By Julianna Goldman
http://www.bloomberg.com/apps/data?pid=avimage&iid=iyhYvkncTJTA Nov. 2 (Bloomberg) -- Kenneth Feinberg, the Treasury Department’s special master for executive pay, acknowledged his rulings could lead to a talent drain at seven companies facing compensation restrictions tied to “exceptional” U.S. aid.
“Of course there’s a risk” key employees will flee firms under his jurisdiction, Feinberg said today at a roundtable discussion in Washington. “There is nothing more important in our mandate than making sure these companies thrive,” he said, adding that he has worked with companies to minimize defections.
Feinberg, who was appointed to the Treasury post in June, slashed pay American International Group Inc., Citigroup Inc., Bank of America Corp. and four other firms that got more than one round of aid from the $700 billion Troubled Asset Relief Program. Total pay for 136 executives at the firms was cut by an average of 50 percent and cash salaries were reduced by about 90 percent, he said in an Oct. 22 report.
Feinberg said he will complete compensation reviews for the 26th to 100th highest-paid executives at the seven companies and submit his findings later this month or in early December.

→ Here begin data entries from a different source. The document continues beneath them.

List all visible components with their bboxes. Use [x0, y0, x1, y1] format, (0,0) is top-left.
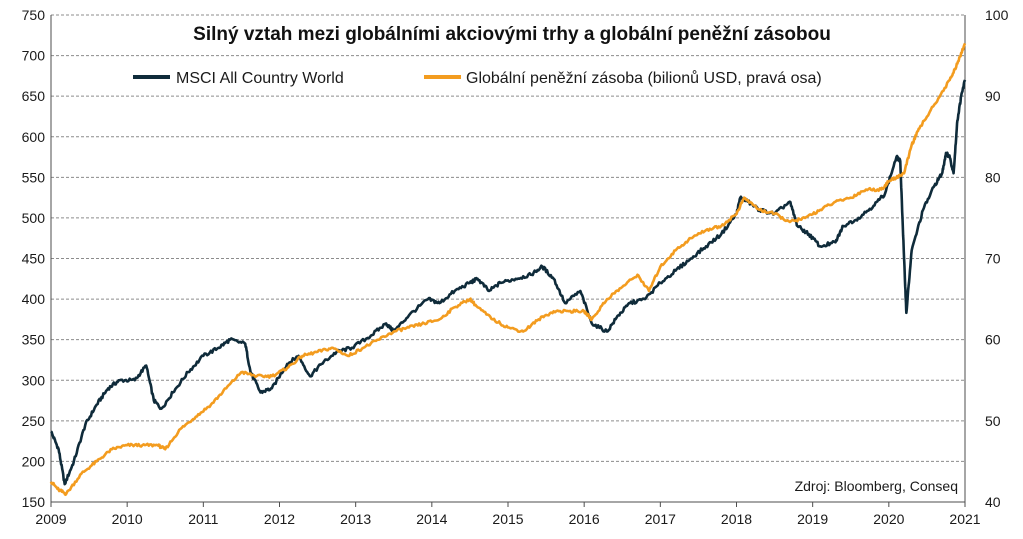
y-right-tick-50: 50 [985, 413, 1001, 429]
y-right-tick-90: 90 [985, 88, 1001, 104]
x-tick-2009: 2009 [35, 511, 66, 527]
y-left-tick-350: 350 [22, 332, 46, 348]
grid-lines [51, 14, 965, 462]
y-right-tick-100: 100 [985, 7, 1009, 23]
source-note: Zdroj: Bloomberg, Conseq [795, 478, 958, 494]
legend-label-money-supply: Globální peněžní zásoba (bilionů USD, pr… [466, 69, 822, 87]
y-left-tick-700: 700 [22, 48, 46, 64]
axes: 150 200 250 300 350 400 450 500 550 600 650 700 750 4… [22, 7, 1009, 527]
x-tick-2019: 2019 [797, 511, 828, 527]
y-left-tick-600: 600 [22, 129, 46, 145]
series-line-msci [50, 79, 967, 486]
x-tick-2012: 2012 [264, 511, 295, 527]
y-left-tick-450: 450 [22, 251, 46, 267]
y-left-tick-300: 300 [22, 372, 46, 388]
y-right-tick-80: 80 [985, 169, 1001, 185]
x-tick-2010: 2010 [112, 511, 143, 527]
y-left-tick-250: 250 [22, 413, 46, 429]
x-tick-2018: 2018 [721, 511, 752, 527]
x-tick-2020: 2020 [873, 511, 904, 527]
y-left-tick-650: 650 [22, 88, 46, 104]
y-left-tick-500: 500 [22, 210, 46, 226]
y-left-tick-750: 750 [22, 7, 46, 23]
series-line-money-supply [49, 42, 967, 497]
y-left-tick-150: 150 [22, 494, 46, 510]
y-right-tick-40: 40 [985, 494, 1001, 510]
y-left-tick-200: 200 [22, 453, 46, 469]
legend-label-msci: MSCI All Country World [176, 70, 344, 87]
x-tick-2014: 2014 [416, 511, 447, 527]
x-tick-2011: 2011 [188, 511, 218, 527]
y-left-tick-400: 400 [22, 291, 46, 307]
y-right-tick-70: 70 [985, 251, 1001, 267]
chart-title: Silný vztah mezi globálními akciovými tr… [193, 24, 831, 45]
x-tick-2015: 2015 [492, 511, 523, 527]
x-tick-2017: 2017 [645, 511, 676, 527]
y-right-tick-60: 60 [985, 332, 1001, 348]
series-lines [49, 42, 967, 497]
y-left-tick-550: 550 [22, 169, 46, 185]
x-tick-2021: 2021 [949, 511, 980, 527]
legend: MSCI All Country World Globální peněžní … [133, 69, 822, 87]
x-tick-2013: 2013 [340, 511, 371, 527]
x-tick-2016: 2016 [569, 511, 600, 527]
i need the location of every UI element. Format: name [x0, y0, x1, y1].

Revised 2010 pay guidelines for the top 25 executives at the firms will be completed by the end of the first quarter next year “so that they’ll have more of an impact,” Feinberg said.
“The primary role of what we’re doing is to see to it that these seven companies pay back the taxpayer,” he said. “That’s what we’re really trying to do.”
Feinberg, who oversaw the September 11th Victim Compensation Fund, is also responsible for setting pay at Chrysler Group LLC, Chrysler Financial Corp., General Motors Co. and GMAC Inc.
Often referred to as the Obama administration’s “pay czar,” Feinberg called the title -- rooted in Russian monarchy -- “very unfortunate.”
“First of all, my grandmother in Lithuania would be confused beyond belief,” he said, referring to the Baltic nation once ruled by Russian czars.